Can you show me how this query would be? I cannot find many examples of the transforms API and I cannot figure the query out. @Mark_Harwood

Hi Sergio

Examples can be found here.

For your use case, something like this should work:

PUT _transform/transform_1
{
  "source": {
    "index": "YOUR_SOURCE_INDEX",
    "query": {YOUR_FILTER_QUERY}
  },
  "dest": {
    "index": "YOUR_DEST_INDEX"
  },
  "pivot": {
    "group_by": {
      "OwnerUserId": {
        "terms": {
          "field": "OwnerUserId"
        }
      }
    },
    "aggregations": {
      "count": {
        "value_count": {
          "field": "OwnerUserId"
        }
      }
    }
  }
}

You probably want to make this a continuous transform in order to update the destination index automatically for new data. Checkout the sync parameter. The mentioned examples also contain some continuous transforms, another good resource can be found here.

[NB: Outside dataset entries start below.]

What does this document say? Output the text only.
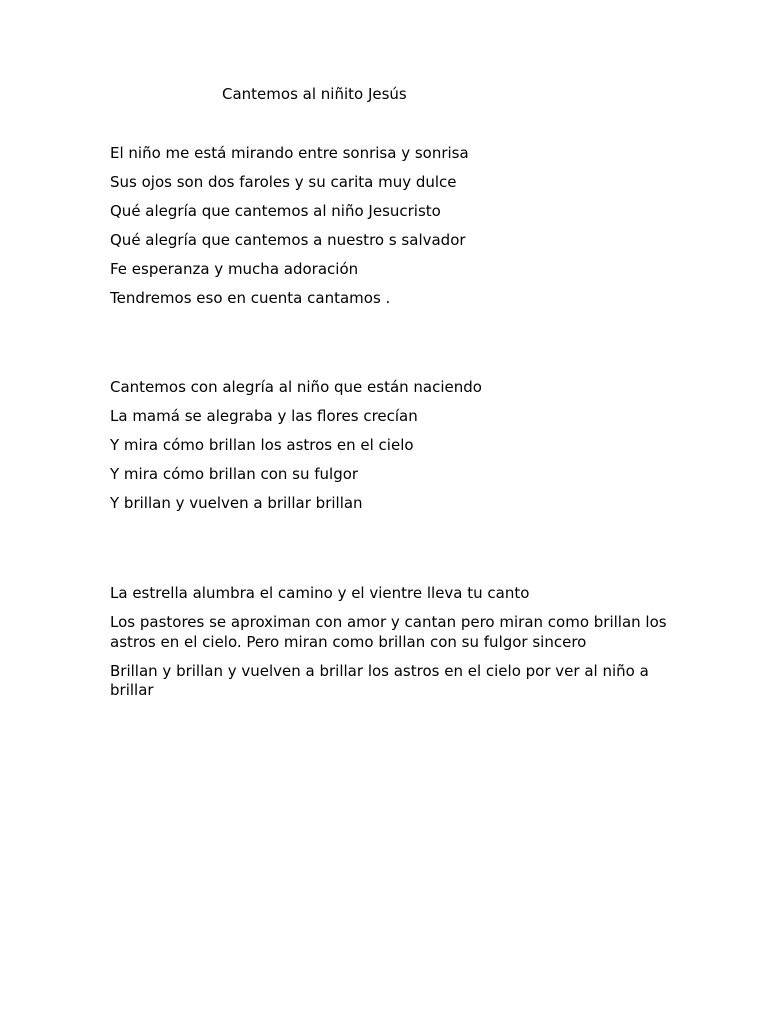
Cantemos al niñito Jesús
El niño me está mirando entre sonrisa y sonrisa
Sus ojos son dos faroles y su carita muy dulce
Qué alegría que cantemos al niño Jesucristo
Qué alegría que cantemos a nuestro s salvador
Fe esperanza y mucha adoración
Tendremos eso en cuenta cantamos .
Cantemos con alegría al niño que están naciendo
La mamá se alegraba y las flores crecían
Y mira cómo brillan los astros en el cielo
Y mira cómo brillan con su fulgor
Y brillan y vuelven a brillar brillan
La estrella alumbra el camino y el vientre lleva tu canto
Los pastores se aproximan con amor y cantan pero miran como brillan los astros en el cielo. Pero miran como brillan con su fulgor sincero
Brillan y brillan y vuelven a brillar los astros en el cielo por ver al niño a brillar
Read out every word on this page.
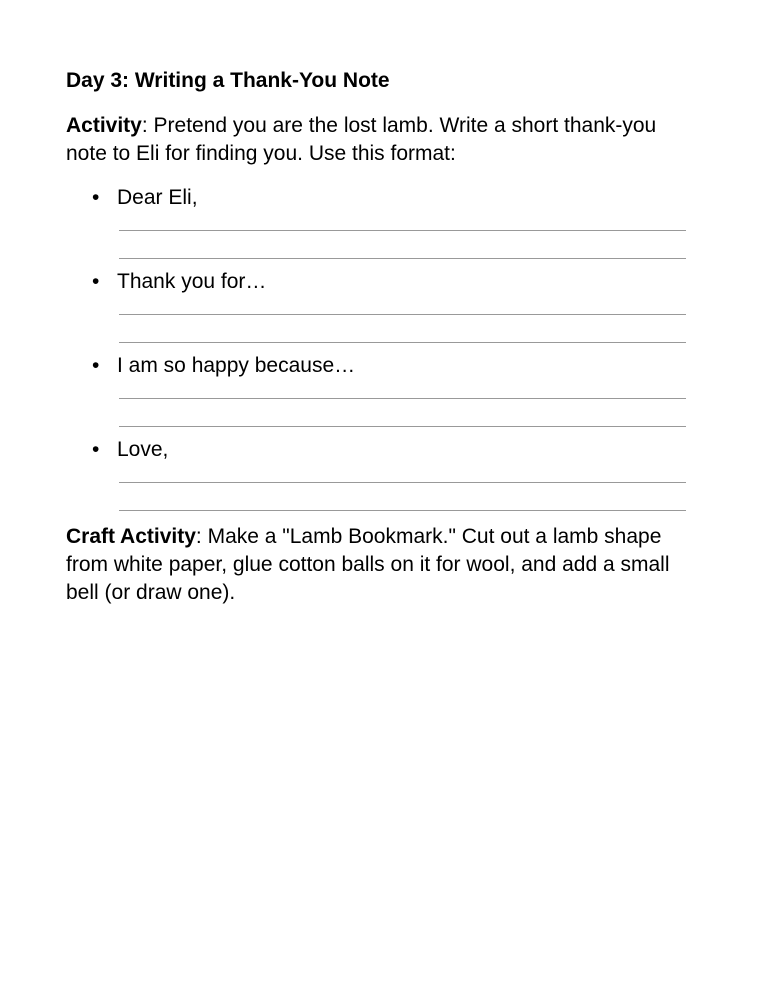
Day 3: Writing a Thank-You Note

Activity: Pretend you are the lost lamb. Write a short thank-you note to Eli for finding you. Use this format:

• Dear Eli,
• Thank you for…
• I am so happy because…
• Love,

Craft Activity: Make a "Lamb Bookmark." Cut out a lamb shape from white paper, glue cotton balls on it for wool, and add a small bell (or draw one).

As @Mark_Harwood pointed out already, the created YOUR_DEST_INDEX can be queried for further analysis and should solve your usecase.

1 Like

Thank you, that solved my usecase.

However, is it true that there is no syntax available to directly access the doc_count field returned by the aggregation I showed in the query of the first post comment, using a second nested terms aggregation? @Mark_Harwood @Hendrik_Muhs

Generally speaking - if something isn't scalable, we don't offer it and instead build something like the transforms API to make it scalable

I understand.

Thank you so much for your time and extremely detailed answers !!

1 Like

This topic was automatically closed 28 days after the last reply. New replies are no longer allowed.